Seeking Silver Linings

It can be hard to stay positive when reading about Eastern Europe's last hundred-odd years. I'm a believer in the power of positive thinking (all hokiness aside), and throughout the research for our trip I've attempted to steer the focus toward the sunlight after the clouds: nascent democracy, EU membership, cultural and economic re-awakening. After all, everybody loves a good comeback story.

Still, it's been a rough stretch. Two World Wars, the Holocaust, and forty years of Communism. Pretty much everything produced in these countries over the past century is dripping with heartache.

This week I was poking around on the website for Yad Vashem, which is Israel's Holocaust Martyrs' and Heroes' Remembrance Authority - the memorial to all things Holocaust. Among other things, Yad Vashem holds 2.1 million Pages of Testimony for Jews who perished in the Holocaust. I was trying to see if any Schwartzes in Poland or Gorskys from Odessa may have been memorialized by relatives who made it out. (I didn't find anything.)

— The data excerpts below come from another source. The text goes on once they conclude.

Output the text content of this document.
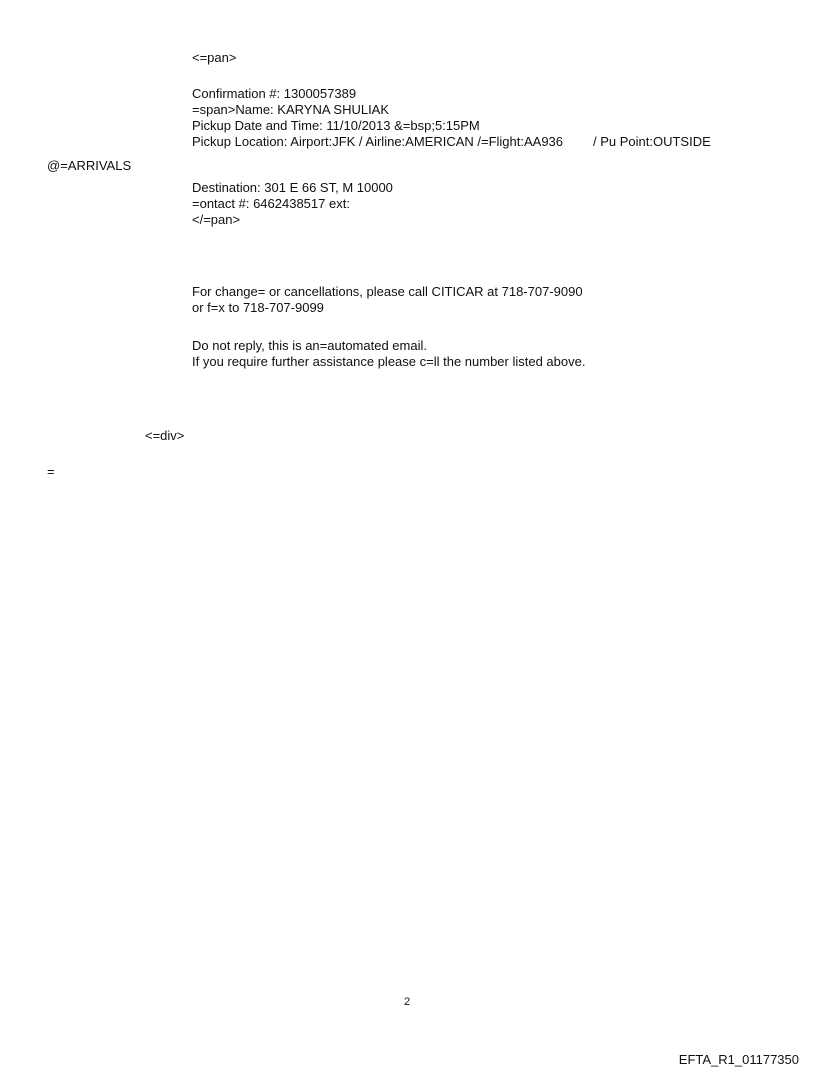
<=pan>
Confirmation #: 1300057389
=span>Name: KARYNA SHULIAK
Pickup Date and Time: 11/10/2013 &=bsp;5:15PM
Pickup Location: Airport:JFK / Airline:AMERICAN /=Flight:AA936 / Pu Point:OUTSIDE
@=ARRIVALS
Destination: 301 E 66 ST, M 10000
=ontact #: 6462438517 ext:
</=pan>
For change= or cancellations, please call CITICAR at 718-707-9090
or f=x to 718-707-9099
Do not reply, this is an=automated email.
If you require further assistance please c=ll the number listed above.
<=div>
=
2
EFTA_R1_01177350
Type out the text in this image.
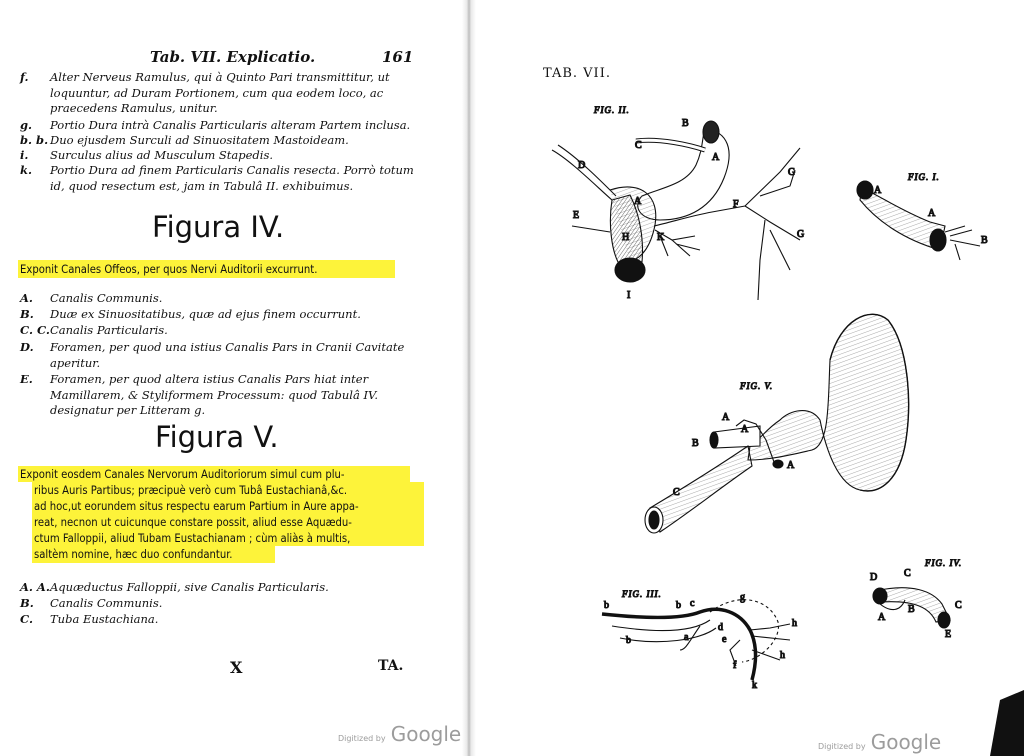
Tab. VII. Explicatio.	161
f. Alter Nerveus Ramulus, qui à Quinto Pari transmittitur, ut loquuntur, ad Duram Portionem, cum qua eodem loco, ac praecedens Ramulus, unitur.
g. Portio Dura intrà Canalis Particularis alteram Partem inclusa.
b. b. Duo ejusdem Surculi ad Sinuositatem Mastoideam.
i. Surculus alius ad Musculum Stapedis.
k. Portio Dura ad finem Particularis Canalis resecta. Porrò totum id, quod resectum est, jam in Tabulâ II. exhibuimus.
Figura IV.
Exponit Canales Offeos, per quos Nervi Auditorii excurrunt.
A. Canalis Communis.
B. Duæ ex Sinuositatibus, quæ ad ejus finem occurrunt.
C. C. Canalis Particularis.
D. Foramen, per quod una istius Canalis Pars in Cranii Cavitate aperitur.
E. Foramen, per quod altera istius Canalis Pars hiat inter Mamillarem, & Styliformem Processum: quod Tabulâ IV. designatur per Litteram g.
Figura V.
Exponit eosdem Canales Nervorum Auditoriorum simul cum plu-
ribus Auris Partibus; præcipuè verò cum Tubâ Eustachianâ,&c.
ad hoc,ut eorundem situs respectu earum Partium in Aure appa-
reat, necnon ut cuicunque constare possit, aliud esse Aquædu-
ctum Falloppii, aliud Tubam Eustachianam ; cùm aliàs à multis,
saltèm nomine, hæc duo confundantur.
A. A. Aquæductus Falloppii, sive Canalis Particularis.
B. Canalis Communis.
C. Tuba Eustachiana.
X	TA.
Digitized by Google
TAB. VII.
FIG. II.
B
C
A
D
A
E
H	K
F
G
G
I
FIG. I.
A
A
B
FIG. V.
A
A
B
A
C
FIG. III.
b	b c
g
b	a
d
e
h
h
f
k
FIG. IV.
D	C
C
B
A
E
Digitized by Google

Along the way, however, I clicked on the description of Odessa's fate during World War II and the Shoah (Holocaust). I'd read it a while ago, but didn't remember the details. Some choice selections:

As soon as the Germans and Romanians took control of Odessa, they designated the city as the capital of the newly-coined Transnistria region, which the Germans turned over to Romania. On October 22 the Romanian military headquarters were blown up, killing 66 officers and soldiers. In retaliation, the leader of Romania, Ion Antonescu, ordered the execution of thousands of communists. He also ordered that one member of every Jewish family in Odessa be taken hostage. The next day, 19,000 Jews were taken to the harbor, where they were burnt alive. Another 20,000 Jews were gathered and taken to a nearby village, where they were shot or burnt to death. In addition, many Jews were sent to camps throughout Transnistria.

Between October 25 and November 3, 1941, the remaining Jews in Odessa - some 40,000 - were taken outside the city to the Slobodka Ghetto. They were left outside for 10 days; many old people, women, and children froze to death.
And Odessa made it out relatively well - only 99,000 of the 201,000 Jewish residents were murdered. (Compare that to Lodz in Poland - of 224,000 Jewish residents, and another 204,000 Jews crammed into the Lodz Ghetto, 7,000 survived.)